Elie Cohen (économiste) : "Il ne faut jamais oublier que l'Europe n'existe pas comme entité politique décisionnelle"
Elie Cohen, économiste et co-auteur de "La valse européenne" était l'invité de Jean-Paul Chapel dans la matinale de France Info.
Les prévisions de l'OCDE sur la croissance mondiale sont plus optimistes que les derniers chiffres publiés en décembre. La France fait partie des pays qui s'en sortiraient le mieux en 2021. Elie Cohen juge "très intéressant" ce rapport. "Il montre la très grande incertitude des prévisions économiques et en même temps, ce qui est décisif dans la nouvelle prévision économique : l'intensité de la vaccination. Le mot d'ordre qui est martelé c'est : vaccinez ! vaccinez ! vaccinez !"
La vaccination se passe globalement bien selon l'OCDE. "Cette crise agit comme une loupe, selon l'économiste. Les Etats-Unis ont fait bien mieux que l'Europe en période de crise alors qu'on avait l'impression qu'ils l'avaient plutôt mal gérée. Aujourd'hui, la vaccination se déploie bien. Au total, on prévoit un doublement de la perspective de croissance. L'Europe réagit moins bien face à la dimension sanitaire de la crise ainsi que pour la relance de l'activité économique." Les Etats-Unis ont engagé plus de 1 600 milliards d'euros, deux fois plus que le montant prévu pour la relance européenne. "La violence de l'effort de relance aux Etats-Unis est très frappante. En Europe, on a l'impression que l'on en fait trop, que l'on augmente les déficits,...Tout le monde est obsédé par le problème de la dette alors qu'aux Etats-Unis, d'un trait de plume, on décide d'un effort de relance comme on en a jamais connu. On distribue même des chèques aux gens pour qu'ils puissent consommer." Que fait l'Europe ? "Il ne faut jamais oublié que l'Europe n'existe pas comme entité politique décisionnelle. Quand Trump décide de mettre 14 milliards pour le plan vaccination, l'Europe se réunit, délibère et cela prend du temps quand vous devez mettre d'accord 27 pays." Aujourd'hui, pas un seul euro du plan de relance européen n'a encore été dépensé. Elie Cohen le justifie : "Il faut approuver le plan. Sans oublier que la moitié va être versée sous forme de subventions." L'économiste se félicite que "le sujet dont on débat en Europe depuis près de trente ans - est-ce que l'Europe sera une union de transferts ? - a été tranché d'un seul coup avec ce plan".

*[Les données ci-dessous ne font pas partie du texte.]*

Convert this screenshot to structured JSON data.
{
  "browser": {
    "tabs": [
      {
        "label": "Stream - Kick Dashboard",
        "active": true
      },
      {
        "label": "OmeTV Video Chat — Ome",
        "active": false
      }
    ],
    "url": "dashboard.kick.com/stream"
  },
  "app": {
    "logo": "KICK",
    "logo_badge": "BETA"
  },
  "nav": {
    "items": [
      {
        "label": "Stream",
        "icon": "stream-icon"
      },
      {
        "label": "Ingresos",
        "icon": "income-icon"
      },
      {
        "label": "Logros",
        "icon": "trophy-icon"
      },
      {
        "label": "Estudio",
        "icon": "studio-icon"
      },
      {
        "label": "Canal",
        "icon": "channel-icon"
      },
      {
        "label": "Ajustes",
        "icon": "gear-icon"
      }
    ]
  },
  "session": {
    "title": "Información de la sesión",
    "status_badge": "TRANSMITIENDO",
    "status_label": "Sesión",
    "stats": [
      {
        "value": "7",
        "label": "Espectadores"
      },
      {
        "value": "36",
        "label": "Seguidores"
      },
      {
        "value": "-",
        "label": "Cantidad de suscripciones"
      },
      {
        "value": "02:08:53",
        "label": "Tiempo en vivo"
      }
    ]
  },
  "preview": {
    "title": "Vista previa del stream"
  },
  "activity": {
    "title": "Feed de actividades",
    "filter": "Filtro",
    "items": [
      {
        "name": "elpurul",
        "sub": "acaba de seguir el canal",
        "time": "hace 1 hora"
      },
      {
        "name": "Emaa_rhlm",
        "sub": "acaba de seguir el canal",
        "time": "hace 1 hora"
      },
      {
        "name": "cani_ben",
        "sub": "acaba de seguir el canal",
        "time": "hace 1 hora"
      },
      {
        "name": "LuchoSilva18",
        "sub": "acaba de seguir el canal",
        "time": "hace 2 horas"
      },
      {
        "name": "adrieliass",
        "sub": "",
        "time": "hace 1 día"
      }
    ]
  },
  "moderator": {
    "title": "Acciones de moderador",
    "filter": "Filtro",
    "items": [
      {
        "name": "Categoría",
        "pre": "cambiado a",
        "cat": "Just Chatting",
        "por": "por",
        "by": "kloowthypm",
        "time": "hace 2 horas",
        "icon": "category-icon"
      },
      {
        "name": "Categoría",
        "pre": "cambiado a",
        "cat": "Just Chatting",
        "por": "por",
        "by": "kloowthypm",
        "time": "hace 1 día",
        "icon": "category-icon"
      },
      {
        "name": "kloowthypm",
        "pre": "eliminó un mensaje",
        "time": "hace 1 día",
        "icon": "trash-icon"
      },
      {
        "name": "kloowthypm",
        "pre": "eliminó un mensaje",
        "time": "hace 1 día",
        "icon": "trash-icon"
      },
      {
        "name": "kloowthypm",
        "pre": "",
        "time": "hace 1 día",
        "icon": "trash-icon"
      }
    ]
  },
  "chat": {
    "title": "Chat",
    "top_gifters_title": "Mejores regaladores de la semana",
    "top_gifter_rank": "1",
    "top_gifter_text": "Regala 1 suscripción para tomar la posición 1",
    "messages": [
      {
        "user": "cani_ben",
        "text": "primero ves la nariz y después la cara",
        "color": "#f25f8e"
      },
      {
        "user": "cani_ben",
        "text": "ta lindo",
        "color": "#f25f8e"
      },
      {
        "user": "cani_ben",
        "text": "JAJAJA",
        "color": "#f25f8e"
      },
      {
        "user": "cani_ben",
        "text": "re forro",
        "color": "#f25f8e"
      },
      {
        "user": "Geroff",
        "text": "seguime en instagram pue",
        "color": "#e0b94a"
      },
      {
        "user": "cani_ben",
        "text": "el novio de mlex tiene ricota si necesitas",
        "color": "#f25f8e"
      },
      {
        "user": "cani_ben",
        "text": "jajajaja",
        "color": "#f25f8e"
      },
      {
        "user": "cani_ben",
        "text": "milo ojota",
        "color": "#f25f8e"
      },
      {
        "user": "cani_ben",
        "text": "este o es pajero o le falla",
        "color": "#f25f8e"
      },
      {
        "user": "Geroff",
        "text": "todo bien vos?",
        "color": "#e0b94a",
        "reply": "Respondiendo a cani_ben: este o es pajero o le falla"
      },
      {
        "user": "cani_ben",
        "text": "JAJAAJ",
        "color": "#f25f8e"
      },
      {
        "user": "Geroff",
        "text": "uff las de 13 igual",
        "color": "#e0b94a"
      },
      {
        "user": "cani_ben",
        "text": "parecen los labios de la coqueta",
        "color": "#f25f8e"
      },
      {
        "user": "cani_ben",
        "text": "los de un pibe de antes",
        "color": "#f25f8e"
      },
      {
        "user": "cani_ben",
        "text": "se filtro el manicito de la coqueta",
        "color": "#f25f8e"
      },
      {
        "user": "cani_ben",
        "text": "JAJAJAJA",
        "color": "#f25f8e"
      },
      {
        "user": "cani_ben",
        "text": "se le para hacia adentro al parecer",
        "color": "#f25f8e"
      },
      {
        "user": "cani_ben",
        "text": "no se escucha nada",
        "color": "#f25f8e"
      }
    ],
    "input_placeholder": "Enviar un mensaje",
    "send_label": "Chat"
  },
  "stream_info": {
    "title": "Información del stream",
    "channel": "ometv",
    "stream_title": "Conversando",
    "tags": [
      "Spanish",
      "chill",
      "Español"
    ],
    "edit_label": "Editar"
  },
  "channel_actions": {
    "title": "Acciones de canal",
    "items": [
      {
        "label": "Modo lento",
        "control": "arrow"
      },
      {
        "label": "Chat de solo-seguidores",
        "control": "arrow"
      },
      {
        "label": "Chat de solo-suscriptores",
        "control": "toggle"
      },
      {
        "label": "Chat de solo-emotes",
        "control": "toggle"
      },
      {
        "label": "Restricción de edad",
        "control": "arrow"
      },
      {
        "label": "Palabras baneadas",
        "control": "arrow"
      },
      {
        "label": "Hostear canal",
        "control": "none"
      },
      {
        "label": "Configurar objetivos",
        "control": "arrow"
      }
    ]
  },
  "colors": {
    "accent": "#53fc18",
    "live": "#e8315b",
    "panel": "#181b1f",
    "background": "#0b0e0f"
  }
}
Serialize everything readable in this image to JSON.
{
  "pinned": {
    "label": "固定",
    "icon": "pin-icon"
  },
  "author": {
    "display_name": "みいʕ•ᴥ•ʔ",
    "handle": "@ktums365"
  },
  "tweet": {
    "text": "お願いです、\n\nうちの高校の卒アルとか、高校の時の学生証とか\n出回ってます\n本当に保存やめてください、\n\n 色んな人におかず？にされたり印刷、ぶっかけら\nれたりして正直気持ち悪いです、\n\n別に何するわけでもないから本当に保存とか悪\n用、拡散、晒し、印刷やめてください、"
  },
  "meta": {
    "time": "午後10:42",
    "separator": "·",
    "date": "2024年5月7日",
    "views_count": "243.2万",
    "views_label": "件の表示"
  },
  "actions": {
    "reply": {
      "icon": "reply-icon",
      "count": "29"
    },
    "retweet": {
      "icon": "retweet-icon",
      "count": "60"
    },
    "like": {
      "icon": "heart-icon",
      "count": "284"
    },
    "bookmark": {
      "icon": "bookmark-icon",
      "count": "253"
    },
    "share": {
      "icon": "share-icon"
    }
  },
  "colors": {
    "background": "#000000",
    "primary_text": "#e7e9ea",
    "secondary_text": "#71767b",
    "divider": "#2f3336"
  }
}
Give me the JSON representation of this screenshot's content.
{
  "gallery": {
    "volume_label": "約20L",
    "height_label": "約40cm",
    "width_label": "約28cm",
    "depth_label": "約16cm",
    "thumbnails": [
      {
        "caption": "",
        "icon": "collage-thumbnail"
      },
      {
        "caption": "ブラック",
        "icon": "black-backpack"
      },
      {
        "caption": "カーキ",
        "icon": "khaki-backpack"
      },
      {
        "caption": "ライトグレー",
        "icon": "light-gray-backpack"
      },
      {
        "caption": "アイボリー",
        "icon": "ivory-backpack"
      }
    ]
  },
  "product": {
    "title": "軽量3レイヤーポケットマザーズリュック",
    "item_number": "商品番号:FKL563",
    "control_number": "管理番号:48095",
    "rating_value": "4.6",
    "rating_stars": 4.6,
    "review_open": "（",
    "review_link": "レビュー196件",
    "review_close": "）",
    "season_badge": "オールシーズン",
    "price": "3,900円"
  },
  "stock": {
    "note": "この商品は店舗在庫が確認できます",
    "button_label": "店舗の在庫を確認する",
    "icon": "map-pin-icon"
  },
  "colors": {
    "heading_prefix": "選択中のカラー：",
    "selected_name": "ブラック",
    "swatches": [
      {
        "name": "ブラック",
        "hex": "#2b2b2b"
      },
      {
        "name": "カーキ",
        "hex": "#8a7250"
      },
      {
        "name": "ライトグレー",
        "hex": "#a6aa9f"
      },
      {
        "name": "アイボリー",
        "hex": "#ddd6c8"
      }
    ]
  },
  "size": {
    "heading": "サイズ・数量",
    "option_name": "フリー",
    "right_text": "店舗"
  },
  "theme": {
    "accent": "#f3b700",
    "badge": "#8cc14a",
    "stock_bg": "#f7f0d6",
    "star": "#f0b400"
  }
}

Co-auteur de "La valse européenne", Elie Cohen avance que l'Europe se transformerait lors de crises. "En étudiant les différentes crises, j'ai découvert qu'elles obéissent à un modèle ternaire. Dans un premier temps, l'Europe déçoit toujours, comme lors de la crise grecque où il n'est pas question d'aider le pays. Puis, l'Europe met en place un plan d'aide qui n'est pas dans les textes européens. Donc, on invente un dispositif tout en précisant bien qu'on le fera une fois mais pas deux. Et en réalité, on va le faire trois fois. Et enfin, on crée une union bancaire." Cas identique avec cette crise : "La santé ne faisait pas partie des compétences européennes, peut-être que l'on va prochainement inventer une union sanitaire", imagine l'économiste.